One potential option is Lester Oliveros, who is sitting at Triple-A Rochester, waiting to be called up. Oliveros was acquired by the Twins way back in 2011 for Delmon Young. When he got to Minnesota, he threw incredibly hard but had no idea where the ball was going. He's gotten 21 MLB innings, and posted 5.06 ERA. Over the offseason, the Twins exposed him to waivers, and he passed through unclaimed, in spite of strong numbers in the minors. Between Double- and Triple-A last year, he posted a 1.64 ERA and struck out 88 in 65.2 innings. He also managed to cut his walk rate.
That trend has continued in 2015, as the fireballer boasted a 2.38 ERA and 34 strikeouts against just 8 walks in 22.2 innings in his first 16 appearances. There's little doubt that, if they were so inclined, the Twins could promote Oliveros and have at least a replacement level arm with a lot of upside.
So why don't they?
Well, for one thing, Oliveros is suspended for another few games, the result of throwing at Yankees prospect Austin Romine's head. I don't just mean that a pitch got away from him. After giving up two consecutive homers, Oliveros very clearly aimed a fastball at Romine's earflap, and nonchalantly walked away as though it were nothing. Benches cleared, Oliveros was ejected, and the president of the International League suspended him for seven games, which is seven fewer than he probably should be serving in a just world where pitchers who deliberately go after batters with 100 mph missiles face severe penalties.
I mean, this is just unforgiveable:
Lester Oliveros allowed back-to-back HR and then did this with his next pitch to Austin Romine. pic.twitter.com/emKD61czOS— Parker Hageman (@ParkerHageman) June 13, 2015
He doesn't even have his former wildness to fall back on. That was just malicious.
Oliveros's actions bring up an important question: How far would you, as a fan, be comfortable with your team going to improve itself? To stay them in contention? At the risk of being melodramatic, how much of your soul is a couple of extra wins worth?

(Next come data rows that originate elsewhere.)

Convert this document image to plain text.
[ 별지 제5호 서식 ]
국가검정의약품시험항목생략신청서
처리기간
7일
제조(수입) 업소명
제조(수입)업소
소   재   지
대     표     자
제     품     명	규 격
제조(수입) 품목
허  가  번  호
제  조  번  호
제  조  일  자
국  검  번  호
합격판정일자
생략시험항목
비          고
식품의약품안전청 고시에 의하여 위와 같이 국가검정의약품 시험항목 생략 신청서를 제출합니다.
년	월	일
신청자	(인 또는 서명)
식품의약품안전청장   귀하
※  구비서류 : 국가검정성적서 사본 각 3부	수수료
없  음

Me? I don't demand that ballplayers be good people. I've long ago had the hero-worship beaten out of me by Kirby Puckett and Chuck Knoblauch. But there are lines in the sand that I will not cross. One of those, obviously, is violence against women or kids. Ballplayers are almost exclusively (aside from Bartolo Colon) elite athletes. Big and strong, they could bully and dominate someone smaller than them with ease. I can't abide that.
Another line for me is the casual enforcement of baseball's code. The one that nods approvingly at pitchers risking the health and lives of hitters to satisfy their pride. As though giving a man a concussion somehow makes up for allowing a couple home runs. Baseballs, when thrown at that speed, are weapons, as much as a bullet. The fact that the person who was shot was wearing a Kevlar vest doesn't mitigate the actions of the person who pulled the trigger. And given what we know about the long-term effects of traumatic brain injury, these pitchers are putting another man's career and quality of life at risk when they go headhunting. It's unconscionable.
So, no. I don't think the Twins should call up Lester Oliveros. I wish, actually, that they'd just release him, except that he'd probably catch on somewhere. Better for him to simply rot at Rochester for now. I don't want to root for someone who has such a casual disregard for the health and safety of others. I don't want that kind of person to succeed in this game. All that does is embolden other pitchers to do the same, and to make a beautiful game uglier.